Standing on the 18th tee, he knew the only way to get to five was to hole out from the fairway. He hit a huge drive and had only 132 yards to the hole, which was tucked behind a bunker on the water side of the green. A classic last-day, last-hole sucker pin—as in, one had to be a sucker to fire at it, given how close it was to serious danger. At that moment, Beckstrom never thought about the bunker or the water. The only thing in his mind was holing the shot.
“Believe it or not, when the ball was in the air, I thought it had a chance,” he said. “I hit it just about perfect.”
But there was wind, and the ball came up just short of the green. As if to remind Beckstrom that it wasn’t his day, it stopped dead rather than bounce up onto the putting surface. Even then he wasn’t ready to give up. He had chipped in from behind the green on the second day and holed out from a bunker on the third. Maybe he could hole out one more time, and the number would somehow slip to four.
He came close, but the ball slid to the left of the flag at the last possible instant. He tapped it in for par and 78. O
nly two players among the seventy-one who teed it up that day carded a higher number. As Beckstrom shook hands with Pappas and Parel, he knew that his dream of going straight from college in the spring to the PGA Tour the following winter was gone. Pappas, who had started one shot ahead of him, hadn’t played a whole lot better, but his 76 was good enough to get him in at six under par, safely inside the number. Parel had shot 74 to finish eight under.

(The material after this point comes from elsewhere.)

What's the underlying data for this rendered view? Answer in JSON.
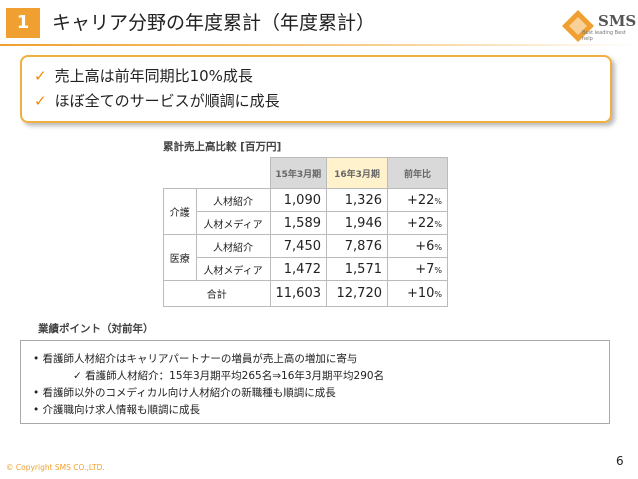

As Beckstrom walked off the green, the first person he saw was David Schultz, a teammate from TCU who had also made it through first stage. Schultz had never been in serious contention at second stage and had finished 70th. He had just finished a few minutes earlier on the front nine and had a big grin on his face as he shook Beckstrom’s hand.
“Congratulations,” he said. “I couldn’t be happier for you.”
Beckstrom’s family hadn’t been able to warn Schultz about what had happened before he saw Beckstrom. “I felt terrible, because I knew how terrible he was going to feel when I told him,” Beckstrom said. “I just looked at him and said, ‘David, I didn’t make it. I shot six over.’”
Beckstrom saw terror and shock in Schultz’s eyes. “He didn’t know what to say. I didn’t know what to say,” he said. “At that point, I was completely out of it. I kept thinking there had to be more to do, more golf to play, that it couldn’t really be over. But it was.”
He signed his card and accepted consolation hugs from his family. He didn’t want to run out on everybody, didn’t want to pout, so he hung around, accepting condolences from other players who saw his score and came by to tell him they were sorry. Beckstrom’s face was blank as he spoke to them, the kind of look often seen at an accident or a fire. Or on the last day of Q School.
After a while, he and his girlfriend walked to the parking lot so Colby could change his shoes for the ride home. He put his clubs in the trunk and took a deep breath. They had been standing there talking for a few minutes when J. J. walked up. He had lingered by the scoreboard, watching the numbers go up, listening to people talk about who was in and who was out.